Sur les conseils d’un avocat, il a donc fini par demander l’annulation du protocole, et le remboursement de la somme engagée. « Je sais que tout ne sera pas remboursé, puisque le permis de construire a bien été instruit et obtenu, mais peu importe », explique-t-il. Le cabinet conseil de Sunergis assure quant à lui avoir fait deux propositions : passer en autofinancement ou augmenter la surface des panneaux. « Car il faut bien que le projet soit rentable. Lorsque nous avons un dossier, nous le présentons à notre investisseur (NDLR : un opérateur chinois), qui sélectionne les projets qui l’intéressent », explique la chargée de communication. Autrement dit, lorsque le protocole est signé, rien n’assure que le projet ira à son terme. Et finalement, la somme demandée à l’exploitant correspond plus ou moins aux frais que représentent l’instruction du permis de construire et l’étude de faisabilité.
Mais ce n’est pas tout à fait comme cela que les choses ont été présentées, et comprises par les agriculteurs, qui n’avaient eux aucun doute sur le fait qu’un bâtiment allait être construit. Quand on demande ce qui arrive si l’étude de faisabilité montre que le projet n’a pas une rentabilité suffisante pour l’investisseur, le cabinet convient que la somme est effectivement perdue pour l’agriculteur, si aucune autre solution ne peut être trouvée. « Nous avons fait évoluer le libellé du protocole », lâche un des conseillers de l’entreprise. Ce qui laisse entendre que dans les anciens protocoles n’étaient peut-être pas assez explicites. Alors certes, il ne s’agit peut-être pas d’une arnaque. Mais d’un montage tout de même assez risqué pour les agriculteurs, et qui fait l’objet d’une présentation peu claire. D’autant que l’installation de panneaux photovoltaïques répond à une réglementation particulièrement compliquée, que ne peuvent évidemment maîtriser que les professionnels de la filière…
GARE AUX DEMARCHAGES
Interpellé sur le sujet, Dominique Marchand rappelle que les agriculteurs doivent se méfier des démarchages dont ils font l'objet.

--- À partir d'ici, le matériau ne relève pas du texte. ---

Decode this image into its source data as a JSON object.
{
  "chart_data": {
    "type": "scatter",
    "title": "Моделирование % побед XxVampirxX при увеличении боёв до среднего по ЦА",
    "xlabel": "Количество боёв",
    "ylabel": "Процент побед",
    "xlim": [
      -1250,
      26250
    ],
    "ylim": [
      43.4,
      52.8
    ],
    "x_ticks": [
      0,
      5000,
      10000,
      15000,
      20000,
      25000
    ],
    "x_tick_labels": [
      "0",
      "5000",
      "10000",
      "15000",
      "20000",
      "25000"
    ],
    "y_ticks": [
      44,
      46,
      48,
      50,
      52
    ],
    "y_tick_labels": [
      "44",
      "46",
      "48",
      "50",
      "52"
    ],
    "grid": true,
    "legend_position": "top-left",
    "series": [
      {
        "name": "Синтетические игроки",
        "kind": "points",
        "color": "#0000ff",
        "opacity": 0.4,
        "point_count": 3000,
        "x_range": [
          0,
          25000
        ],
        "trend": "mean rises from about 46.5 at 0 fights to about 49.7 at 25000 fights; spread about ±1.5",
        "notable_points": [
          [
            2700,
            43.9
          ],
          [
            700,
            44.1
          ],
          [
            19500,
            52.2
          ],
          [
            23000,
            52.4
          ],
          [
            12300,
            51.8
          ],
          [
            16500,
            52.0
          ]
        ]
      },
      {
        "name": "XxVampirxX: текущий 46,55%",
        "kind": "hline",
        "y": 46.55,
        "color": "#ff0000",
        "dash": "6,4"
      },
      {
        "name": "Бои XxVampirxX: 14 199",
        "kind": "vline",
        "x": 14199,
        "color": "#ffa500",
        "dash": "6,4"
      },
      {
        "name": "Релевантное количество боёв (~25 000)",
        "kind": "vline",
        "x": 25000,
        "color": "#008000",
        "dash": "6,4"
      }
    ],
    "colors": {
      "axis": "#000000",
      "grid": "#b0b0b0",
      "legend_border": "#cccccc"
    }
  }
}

Le président de la Chambre d'agriculture de la Vienne évoque autant le photovoltaïque que l'éolien et la méthanisation. "Dans ces cas, la valeur ajoutée revient peu souvent aux agriculteurs". Dominique Marchand ajoute que la chambre d'agriculture a participé à la mise en place, il y a quelques années, de Vienne AgriSoleil. "on a des compétences dans la Vienne. Il faut s'en servir. Et ne pas hésiter à les interpeller quand on a un doute"
La version de l'entreprise
Interrogée par la rédaction, l'entreprise Sunergis a répondu sans difficulté. Après un contact avec la chargée de communication, c'est le cabinet conseil qui a donné eds explications sur les dossiers. Des juristes qui expriment la bonne foi de l'entreprise, expliquant que ce sont des soucis de rentabilité, suite aux évolutions tarifaires, et que les services de l'entreprise restent à la disposition des agriculteurs pour répondre à leurs questions. Les agriculteurs contactés assurent eux que les contacts directs sont difficiles à établir.